Alexandre de Streel is the Academic Director of the digital research programme at CERRE and Professor of European law at the University of Namur where he chairs the Namur Digital Institute (NADI). Alexandre is also visiting professor at the College of Europe (Bruges) and SciencesPo Paris. Besides, he chairs the expert group on the online platform economy advising the European Commission and is a part-time judge at the Belgian Competition Authority.

His main areas of research are regulation and competition policy in the digital economy as well as the legal issues raised by the developments of artificial intelligence.

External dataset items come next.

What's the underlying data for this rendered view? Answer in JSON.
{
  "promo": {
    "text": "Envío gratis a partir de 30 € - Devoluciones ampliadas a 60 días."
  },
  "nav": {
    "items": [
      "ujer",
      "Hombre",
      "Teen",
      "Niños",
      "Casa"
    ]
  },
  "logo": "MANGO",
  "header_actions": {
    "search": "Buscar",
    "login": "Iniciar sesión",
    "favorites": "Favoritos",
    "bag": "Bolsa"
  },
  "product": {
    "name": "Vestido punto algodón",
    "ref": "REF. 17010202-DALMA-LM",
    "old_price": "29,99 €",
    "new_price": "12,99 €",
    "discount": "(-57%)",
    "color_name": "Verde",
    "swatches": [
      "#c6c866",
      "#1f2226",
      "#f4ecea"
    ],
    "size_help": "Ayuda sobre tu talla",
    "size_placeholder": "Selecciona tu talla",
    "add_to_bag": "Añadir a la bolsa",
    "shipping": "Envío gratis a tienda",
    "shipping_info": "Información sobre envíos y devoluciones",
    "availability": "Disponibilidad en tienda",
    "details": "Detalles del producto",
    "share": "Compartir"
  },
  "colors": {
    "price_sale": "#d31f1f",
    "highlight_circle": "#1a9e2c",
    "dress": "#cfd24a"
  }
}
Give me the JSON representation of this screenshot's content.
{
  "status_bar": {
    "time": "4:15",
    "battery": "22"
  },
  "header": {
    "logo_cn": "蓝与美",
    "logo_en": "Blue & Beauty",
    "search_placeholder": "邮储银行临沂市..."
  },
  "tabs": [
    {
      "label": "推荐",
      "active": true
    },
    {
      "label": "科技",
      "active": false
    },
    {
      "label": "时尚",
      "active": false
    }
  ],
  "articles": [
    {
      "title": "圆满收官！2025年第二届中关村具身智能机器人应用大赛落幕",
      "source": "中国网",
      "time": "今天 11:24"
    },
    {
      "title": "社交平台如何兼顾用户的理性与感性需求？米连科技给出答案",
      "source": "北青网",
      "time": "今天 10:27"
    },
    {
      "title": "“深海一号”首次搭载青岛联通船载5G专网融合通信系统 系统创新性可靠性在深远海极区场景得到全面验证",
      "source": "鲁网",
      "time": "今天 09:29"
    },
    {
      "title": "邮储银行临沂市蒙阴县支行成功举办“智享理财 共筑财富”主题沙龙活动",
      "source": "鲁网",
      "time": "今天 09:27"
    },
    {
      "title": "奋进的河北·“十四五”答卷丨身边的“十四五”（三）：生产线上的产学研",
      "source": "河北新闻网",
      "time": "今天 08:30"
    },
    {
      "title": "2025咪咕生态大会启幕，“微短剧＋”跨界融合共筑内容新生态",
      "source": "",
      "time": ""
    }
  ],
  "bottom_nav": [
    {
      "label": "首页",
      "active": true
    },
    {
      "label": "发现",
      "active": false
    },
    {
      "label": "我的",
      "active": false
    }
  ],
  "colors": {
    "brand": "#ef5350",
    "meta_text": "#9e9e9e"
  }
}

Previously, Alexandre held visiting positions at New York University Law School, European University Institute in Florence, Barcelona Graduate School of Economics and University of Louvain. He also worked for the Belgian Deputy Prime Minister, the Belgian Permanent Representation to the European Union and the European Commission.

Jan Krämer
Jan Krämer
CERRE Academic Co-Director
University of Passau

Jan Krämer is an Academic Co-Director at CERRE and a Professor at the University of Passau, Germany, where he holds the chair of Internet & Telecommunications Business.

Previously, he headed a research group on telecommunications markets at the Karlsruhe Institute of Technology (KIT), where he also obtained a diploma degree in Business and Economics Engineering with a focus on computer science, telematics and operations research, and a Ph.D. in Economics, both with distinction.

He is editor and author of several interdisciplinary books on the regulation of telecommunications markets and has published numerous articles in the premier scholarly journals in Information Systems, Economics, Management and Marketing research on issues such as net neutrality, data and platform economy, and the design of electronic markets.

Professor Krämer has served as academic consultant for leading firms in the telecommunications and Internet industry, as well as for governmental institutions, such as the German Federal Ministry for Economic Affairs and the European Commission.

His current research focuses on the role of data for competition and innovation in online markets and the regulation of online platforms.

Pierre Senellart
Pierre Senellart
CERRE Research Fellow
École Normale Supérieure

Pierre Senellart is a Professor and Deputy head of the Computer Science Department at the École Normale Supérieure in Paris. He is also a junior member of the Institut Universitaire de France.

His research interests focus around practical and theoretical aspects of Web data management, including Web crawling and archiving, Web information extraction, uncertainty management, Web mining, and intensional data management.

Pierre is an alumnus of ENS and obtained his M.Sc. (2003) and Ph.D. (2007) in computer science from Université Paris-Sud.

Before joining ENS, he was an Associate Professor (2008–2013) then a Professor (2013–2016) at Télécom ParisTech. He also held secondary appointments as Lecturer at the University of Hong Kong in 2012–2013 and as Senior Research Fellow at the National University of Singapore in 2014 to 2016.